Soon after President Obama affirmed his intention to let the Bush tax cuts on income in excess of $250,000 expire at the end of the year, Sen. Marco Rubio (R-FL) warned that raising taxes on the wealthiest members of society would “wipe out some small businesses.” At the Atlantic Washington Ideas Forum on Thursday, Rubio acknowledged that Obama’s plan would lower the deficit by 7.7 percent every year, but argued that small businesses were somehow in danger:
The question becomes what problem are you solving and are you willing — are you prepared — to wipe out some small businesses in exchange for seven and a half percent of deficit reduction potentially? I think that’s a bad trade off.
Studies show the Bush tax cuts for the rich do practically nothing for economic growth, and in fact sharpen income inequality.
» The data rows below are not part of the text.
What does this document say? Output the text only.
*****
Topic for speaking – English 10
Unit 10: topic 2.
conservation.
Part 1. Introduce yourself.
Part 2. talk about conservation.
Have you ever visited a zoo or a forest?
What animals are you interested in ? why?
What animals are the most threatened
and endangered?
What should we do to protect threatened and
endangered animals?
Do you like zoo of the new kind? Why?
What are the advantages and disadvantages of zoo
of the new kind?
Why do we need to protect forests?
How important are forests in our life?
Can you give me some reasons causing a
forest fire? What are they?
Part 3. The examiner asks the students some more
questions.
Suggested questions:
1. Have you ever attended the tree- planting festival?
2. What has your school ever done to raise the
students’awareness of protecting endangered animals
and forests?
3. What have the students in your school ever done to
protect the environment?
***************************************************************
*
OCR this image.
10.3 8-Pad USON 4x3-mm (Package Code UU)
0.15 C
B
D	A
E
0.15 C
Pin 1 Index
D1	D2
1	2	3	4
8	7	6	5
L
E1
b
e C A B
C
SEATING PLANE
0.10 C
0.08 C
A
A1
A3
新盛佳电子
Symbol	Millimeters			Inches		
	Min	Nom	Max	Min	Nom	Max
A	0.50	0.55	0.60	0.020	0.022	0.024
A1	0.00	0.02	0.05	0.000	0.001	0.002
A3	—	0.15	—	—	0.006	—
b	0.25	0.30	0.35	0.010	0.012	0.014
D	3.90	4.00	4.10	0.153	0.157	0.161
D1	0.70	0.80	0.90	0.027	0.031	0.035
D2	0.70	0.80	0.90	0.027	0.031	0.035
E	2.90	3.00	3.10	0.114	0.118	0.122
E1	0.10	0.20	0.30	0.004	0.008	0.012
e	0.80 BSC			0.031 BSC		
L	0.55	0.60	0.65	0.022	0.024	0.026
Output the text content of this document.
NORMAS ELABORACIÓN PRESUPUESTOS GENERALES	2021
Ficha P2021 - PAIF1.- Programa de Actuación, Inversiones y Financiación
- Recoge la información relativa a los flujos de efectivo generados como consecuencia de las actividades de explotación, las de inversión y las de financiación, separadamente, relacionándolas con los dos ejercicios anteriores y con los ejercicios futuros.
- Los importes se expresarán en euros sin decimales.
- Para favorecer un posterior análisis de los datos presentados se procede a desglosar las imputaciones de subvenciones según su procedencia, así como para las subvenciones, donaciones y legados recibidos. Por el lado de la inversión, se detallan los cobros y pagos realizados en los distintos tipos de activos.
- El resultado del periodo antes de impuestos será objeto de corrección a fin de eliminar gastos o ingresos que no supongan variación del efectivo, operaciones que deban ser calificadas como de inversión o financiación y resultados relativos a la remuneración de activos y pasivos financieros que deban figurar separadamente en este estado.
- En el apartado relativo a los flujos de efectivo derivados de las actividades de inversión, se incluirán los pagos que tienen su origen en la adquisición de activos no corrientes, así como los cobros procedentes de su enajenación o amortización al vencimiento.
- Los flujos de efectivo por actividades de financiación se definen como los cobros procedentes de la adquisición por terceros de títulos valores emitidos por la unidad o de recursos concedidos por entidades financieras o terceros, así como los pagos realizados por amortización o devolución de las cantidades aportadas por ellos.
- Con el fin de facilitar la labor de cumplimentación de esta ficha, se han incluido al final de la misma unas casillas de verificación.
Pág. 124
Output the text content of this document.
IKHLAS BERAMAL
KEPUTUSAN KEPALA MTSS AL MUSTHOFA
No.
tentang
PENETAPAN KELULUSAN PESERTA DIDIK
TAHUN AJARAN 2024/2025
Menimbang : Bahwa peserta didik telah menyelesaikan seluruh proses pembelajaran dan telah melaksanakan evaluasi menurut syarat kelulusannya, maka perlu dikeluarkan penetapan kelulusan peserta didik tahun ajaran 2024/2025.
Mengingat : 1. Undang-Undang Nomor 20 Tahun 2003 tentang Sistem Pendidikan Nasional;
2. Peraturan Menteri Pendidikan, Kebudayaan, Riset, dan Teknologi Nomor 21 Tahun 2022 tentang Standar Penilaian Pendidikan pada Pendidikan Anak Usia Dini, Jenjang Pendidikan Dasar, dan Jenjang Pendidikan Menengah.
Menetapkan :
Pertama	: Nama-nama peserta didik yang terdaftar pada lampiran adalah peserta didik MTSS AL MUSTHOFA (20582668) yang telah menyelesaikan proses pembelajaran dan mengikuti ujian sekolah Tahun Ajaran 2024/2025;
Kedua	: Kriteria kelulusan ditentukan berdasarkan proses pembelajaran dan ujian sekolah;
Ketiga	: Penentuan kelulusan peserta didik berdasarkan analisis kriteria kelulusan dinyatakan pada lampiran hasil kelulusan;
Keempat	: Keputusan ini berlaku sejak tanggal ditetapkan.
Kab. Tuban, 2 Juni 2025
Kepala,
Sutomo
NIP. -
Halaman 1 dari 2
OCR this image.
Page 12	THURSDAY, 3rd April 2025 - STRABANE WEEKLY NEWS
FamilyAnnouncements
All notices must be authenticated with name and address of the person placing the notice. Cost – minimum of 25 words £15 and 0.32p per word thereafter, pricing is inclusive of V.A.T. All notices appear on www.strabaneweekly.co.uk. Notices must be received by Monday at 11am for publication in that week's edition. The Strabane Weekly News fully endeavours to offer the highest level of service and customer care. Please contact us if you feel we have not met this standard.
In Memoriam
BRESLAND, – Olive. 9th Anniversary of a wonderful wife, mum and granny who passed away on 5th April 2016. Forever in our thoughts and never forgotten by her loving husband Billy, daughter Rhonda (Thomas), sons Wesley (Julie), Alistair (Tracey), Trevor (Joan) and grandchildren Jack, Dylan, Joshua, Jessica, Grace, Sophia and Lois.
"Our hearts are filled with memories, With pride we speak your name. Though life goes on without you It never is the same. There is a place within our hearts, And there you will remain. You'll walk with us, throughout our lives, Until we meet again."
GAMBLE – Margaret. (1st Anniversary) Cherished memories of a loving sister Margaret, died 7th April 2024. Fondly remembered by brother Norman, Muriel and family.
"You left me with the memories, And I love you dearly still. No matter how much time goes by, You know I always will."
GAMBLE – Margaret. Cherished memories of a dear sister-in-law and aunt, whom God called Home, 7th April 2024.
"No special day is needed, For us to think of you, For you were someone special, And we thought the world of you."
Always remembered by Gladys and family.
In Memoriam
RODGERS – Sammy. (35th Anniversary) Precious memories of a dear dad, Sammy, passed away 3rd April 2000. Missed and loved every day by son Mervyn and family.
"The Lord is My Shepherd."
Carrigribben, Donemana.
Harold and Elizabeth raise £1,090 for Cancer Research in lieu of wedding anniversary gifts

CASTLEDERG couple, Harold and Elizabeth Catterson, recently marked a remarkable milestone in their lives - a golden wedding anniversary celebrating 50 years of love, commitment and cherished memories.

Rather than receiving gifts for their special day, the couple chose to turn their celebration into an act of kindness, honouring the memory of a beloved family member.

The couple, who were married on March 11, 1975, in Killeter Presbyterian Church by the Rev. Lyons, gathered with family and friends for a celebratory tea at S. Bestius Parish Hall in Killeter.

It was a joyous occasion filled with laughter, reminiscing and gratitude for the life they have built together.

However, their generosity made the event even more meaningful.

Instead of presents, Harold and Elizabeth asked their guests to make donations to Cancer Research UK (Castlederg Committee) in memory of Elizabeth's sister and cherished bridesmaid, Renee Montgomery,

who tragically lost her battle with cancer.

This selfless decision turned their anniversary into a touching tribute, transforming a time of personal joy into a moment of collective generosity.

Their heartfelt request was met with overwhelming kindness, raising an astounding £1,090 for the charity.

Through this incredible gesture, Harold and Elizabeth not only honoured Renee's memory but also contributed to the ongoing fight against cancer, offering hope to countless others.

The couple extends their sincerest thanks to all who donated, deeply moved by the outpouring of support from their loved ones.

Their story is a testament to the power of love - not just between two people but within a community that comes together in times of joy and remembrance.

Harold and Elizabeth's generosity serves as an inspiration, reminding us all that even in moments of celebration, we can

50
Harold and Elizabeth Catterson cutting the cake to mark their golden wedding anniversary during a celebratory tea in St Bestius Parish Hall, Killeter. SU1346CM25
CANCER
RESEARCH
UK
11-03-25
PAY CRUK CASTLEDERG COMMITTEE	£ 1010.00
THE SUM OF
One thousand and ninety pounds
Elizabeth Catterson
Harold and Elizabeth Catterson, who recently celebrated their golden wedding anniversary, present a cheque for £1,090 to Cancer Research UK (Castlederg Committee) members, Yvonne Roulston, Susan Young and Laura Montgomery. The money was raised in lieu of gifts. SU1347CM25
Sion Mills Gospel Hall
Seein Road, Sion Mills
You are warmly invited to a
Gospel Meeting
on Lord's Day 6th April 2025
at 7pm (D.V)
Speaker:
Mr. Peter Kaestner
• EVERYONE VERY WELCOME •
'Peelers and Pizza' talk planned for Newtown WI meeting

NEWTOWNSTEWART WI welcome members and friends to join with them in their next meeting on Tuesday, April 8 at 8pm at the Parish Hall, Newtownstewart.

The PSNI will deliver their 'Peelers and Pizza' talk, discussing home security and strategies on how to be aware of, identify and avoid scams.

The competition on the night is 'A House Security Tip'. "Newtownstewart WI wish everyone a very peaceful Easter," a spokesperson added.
Only 3 percent of small businesses would be affected by the expiration, according to the Joint Committee on Taxation. In fact, small businesses grew twice as fast under the old Clinton tax rates as they did under Bush.
While Rubio may not want to believe these studies, small business owners do; according to a recent poll, 57 percent of small business owners think that raising taxes on the wealthy would do less harm to the economy than spending cuts that would impact education, job training, and infrastructure investment.
Rubio also argued that the tax hike would be pointless, as millionaires and billionaires could simply game the system and “hire the best lawyers, lobbyists and accountants in America to figure out how not to pay those higher rates.” Despite widespread support for tax increases on the wealthy, Republicans are attempting to tie an extension of the Bush tax cuts to a deal to avoid the so-called “fiscal cliff” in early 2013.